Çarşamba, 14 Eylül 2011 01:00

ABD’li Binbaşı gibi ezan okuyan bir askerimiz olacak mı?

Yeni Asya gazetesinin manşetinde yer alan bir resimden çok etkilendim. Resimde ABD’li Müslümanlar, 11 Eylül saldırısında ölenleri anarak bir tören yapmışlardı ve ABD ordusundaki bir deniz subayı, resimdeki rütbesine göre binbaşı olduğu anlaşılıyor; ezan okuyordu.

Kuran-ı Kerim’in okunduğu ve namaz kılındığı bu tören, bize bir şeyler anlatıyor. Cami ve ibadet konusunda eski Sovyet rejimlerindeki uygulamaları yaşıyoruz.  Ordumuzdaki din karşıtlığının “din ve vicdan özgürlüğü” kapsamında bizi ne duruma getirdiğini gösteriyor.

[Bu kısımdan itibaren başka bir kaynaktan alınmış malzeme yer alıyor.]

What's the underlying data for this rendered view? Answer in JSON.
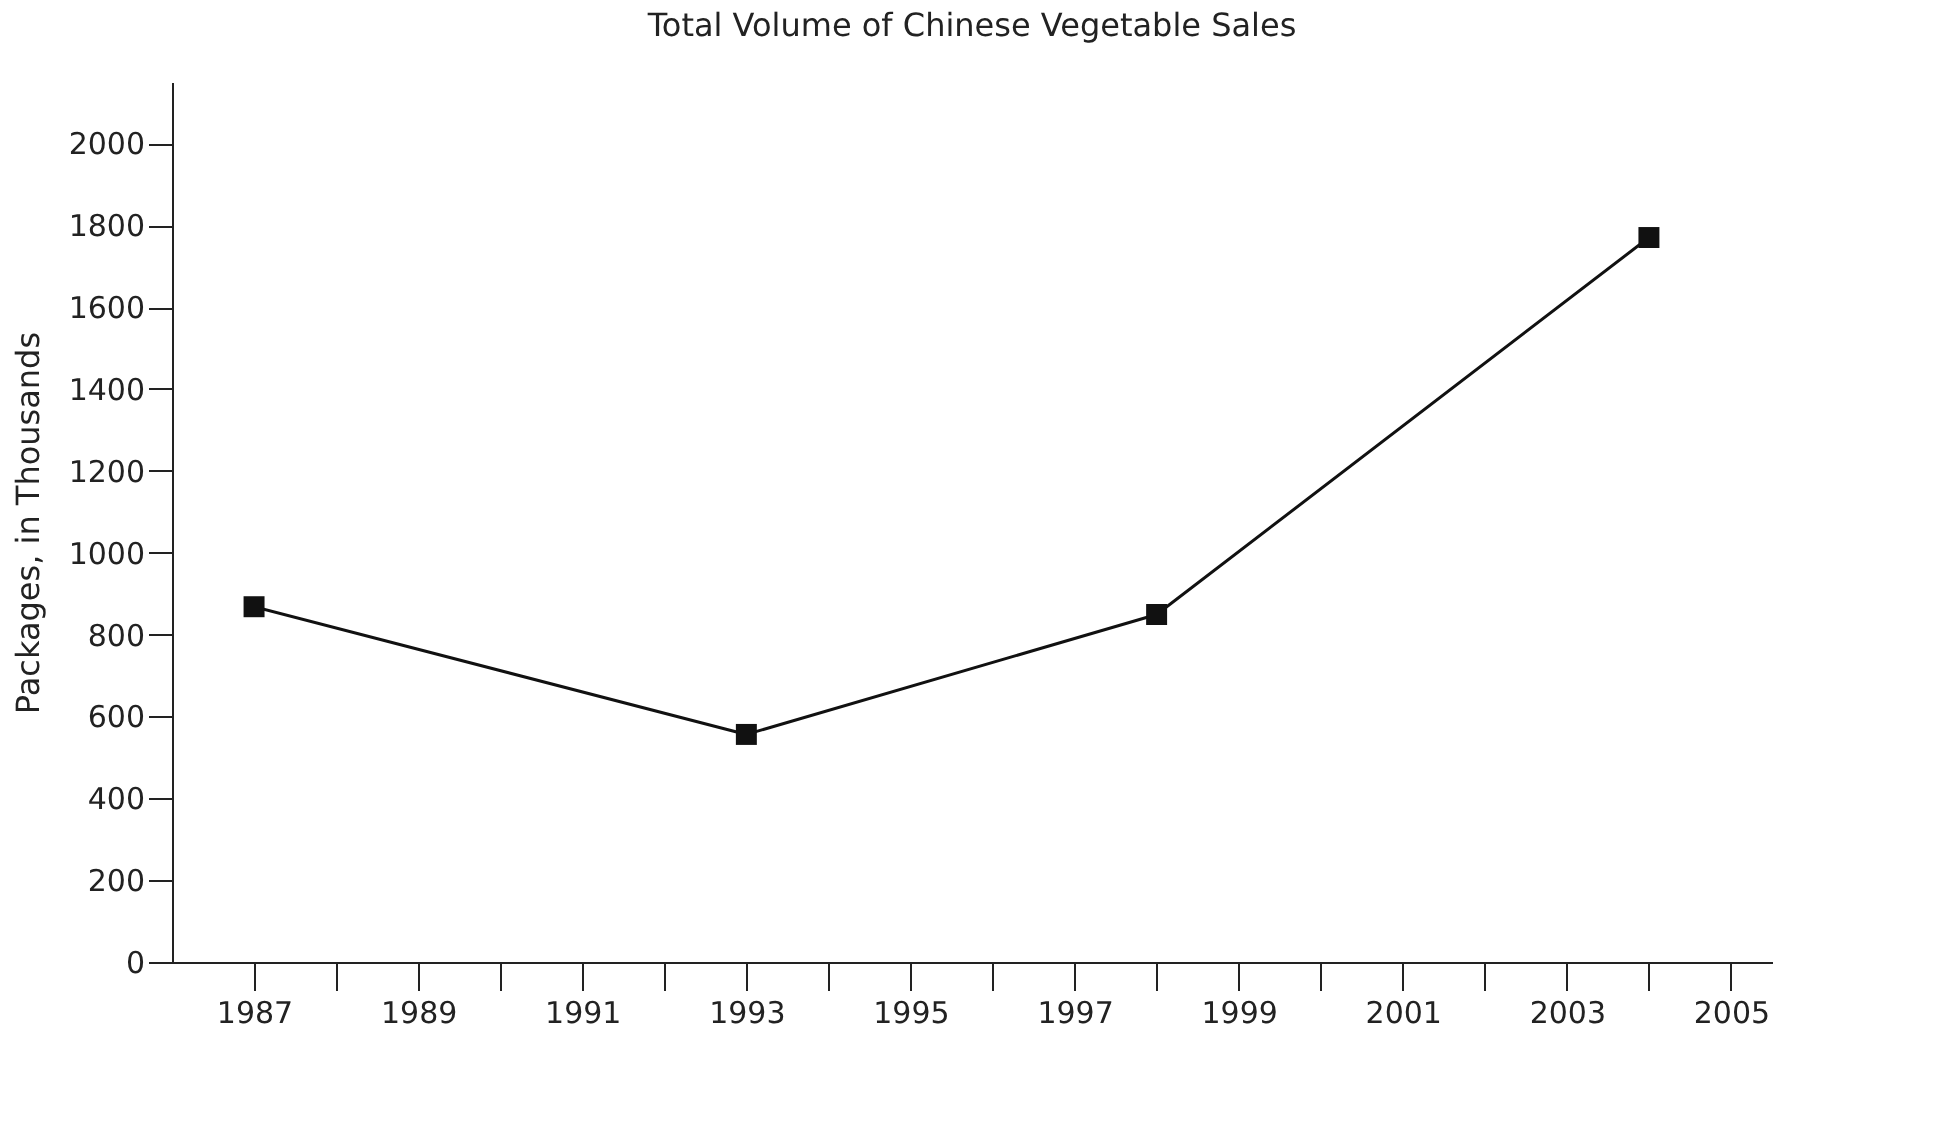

15 Yıllık deniz subaylığı görevimde hiçbir deniz birliğinde ezan sesine şahit olmadım. Hele hele bir deniz subayının ezan okuyabileceği kimsenin aklına bile gelmezdi. Sadece “ordudan atılmak için en kestirme yoldur” diye latife yapardık.

Eskiden mecburi askerlik süresi dolmadan mesleğinden ayrılmak isteyen arkadaşlarımız, yabancı uyruklu kadınlar ile düzmece bir evlilik yapar, kısa zamanda görevinden ayrılabilirlerdi. En kestirme yol bu idi lakin sonradan çıkan bir kanun yabancılarla evlenen askerlerin ordudan ayrılmayabileceğine hükmediyordu. Bu yüzden o kadar masraf yaptığı halde bazı meslektaşlarımız askeriyeden ayrılamamışlardı.

Askeri okuldan ayrılmak isteyenlerin başvurduğu yol ise “kopya çekme”  suçu idi. Bu yöntem o kadar meşhur olmuştu ki sınıf arkadaşlarımdan bir çoğu bu furyaya kapılıp kopya çekmeye başlamıştı. İki defa kopyada yakalananların disiplin puanları siliniyor hemen okuldan atılıyorlardı.

Fakat komutanlarımız buna da engel olacak bir yöntem buldular. Kopyada yakalanan öğrencileri hemen okuldan atmıyorlar, hapis cezası vererek cezalarının bitmesini bekliyorlardı. Suçun ağırlığı nedeniyle bir yıl boyunca izine çıkamadan hafta sonu hapis yatmak tam bir felakete dönüşmüştü. Mecburen askeri öğrenciler arasındaki bu modaya bir son verilmiş oldu. Bu arkadaşlarıma “yahu çık şuarada bir ezan oku, bak bir gün içinde seni buradan şutlarlar” diyerek zalimce bulduğum bu anlayış ile dalga geçerdim.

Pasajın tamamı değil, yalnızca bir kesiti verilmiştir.